Сначала правительствам, как видно, не удавалось извлечь ничего путного из своего нового завоевания. Проводившиеся секретные испытания не давали никаких полезных результатов (см. карту времени). А между тем народы томились. Во всех странах штатские люди становились все угрюмее и мрачнее. Жуя черный хлеб и запивая его суррогатными напитками на сахарине, они мечтали о вкусной пище, о табаке. Война затягивалась. Неизвестно было, когда она кончится. Но должна же была она когда-нибудь кончиться? Каждый из противников твердо верил в свою победу, но высказывались опасения, как бы не пришлось долгонько ее дожидаться. Правители государств страшились того же и от нетерпения готовы были кусать себе локти. Чувство ответственности до того угнетало их, что они поседели. О мире, разумеется, не могло быть и речи — это было бы несовместимо с честью государства, не говоря о других соображениях. Можно было лопнуть с досады — знать, что время в твоих руках, и не находить способа заставить его работать на себя.

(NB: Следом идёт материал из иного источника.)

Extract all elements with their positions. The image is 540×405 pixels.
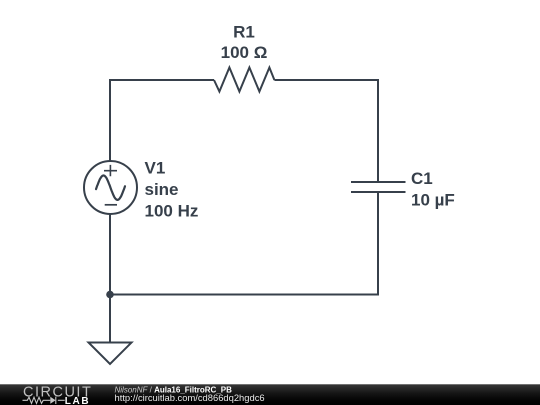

Наконец, при посредничестве Ватикана, между государствами заключен был договор, освобождавший народы от ужасов войны, не влияя при этом на естественный исход военных действий. Все оказалось как нельзя более просто. Договорились перевести во всем мире время на семнадцать лет вперед. При определении этой цифры исходили из максимального срока окончания вооруженного конфликта. Да и то официальные круги все же беспокоились, достаточный ли это срок. Но когда в силу указа человечество в одно мгновение постарело на семнадцать лет, оказалось, что война, слава богу, уже кончилась. Оказалось также, что следующая война еще не началась. О ней только поговаривали.
Можно было ожидать, что тут-то народы с облегчением вздохнут и повсюду раздадутся радостные клики. Ничуть не бывало. Ибо ни у кого не было ощущения, что совершен скачок во времени. События, которые должны были произойти в течение этого длительного периода, столь внезапно уворованного у человечества, оказались зафиксированными в памяти каждого. Каждый помнил — вернее, полагал, будто помнит, — все, что якобы произошло на протяжении этих семнадцати лет: за это время выросли деревья, родились дети, одни умерли, другие разбогатели или разорились; выдержаннее стали вина, распались большие государства — словом, все выглядело так, будто мир и в самом деле прожил эти годы. Иллюзия была полной.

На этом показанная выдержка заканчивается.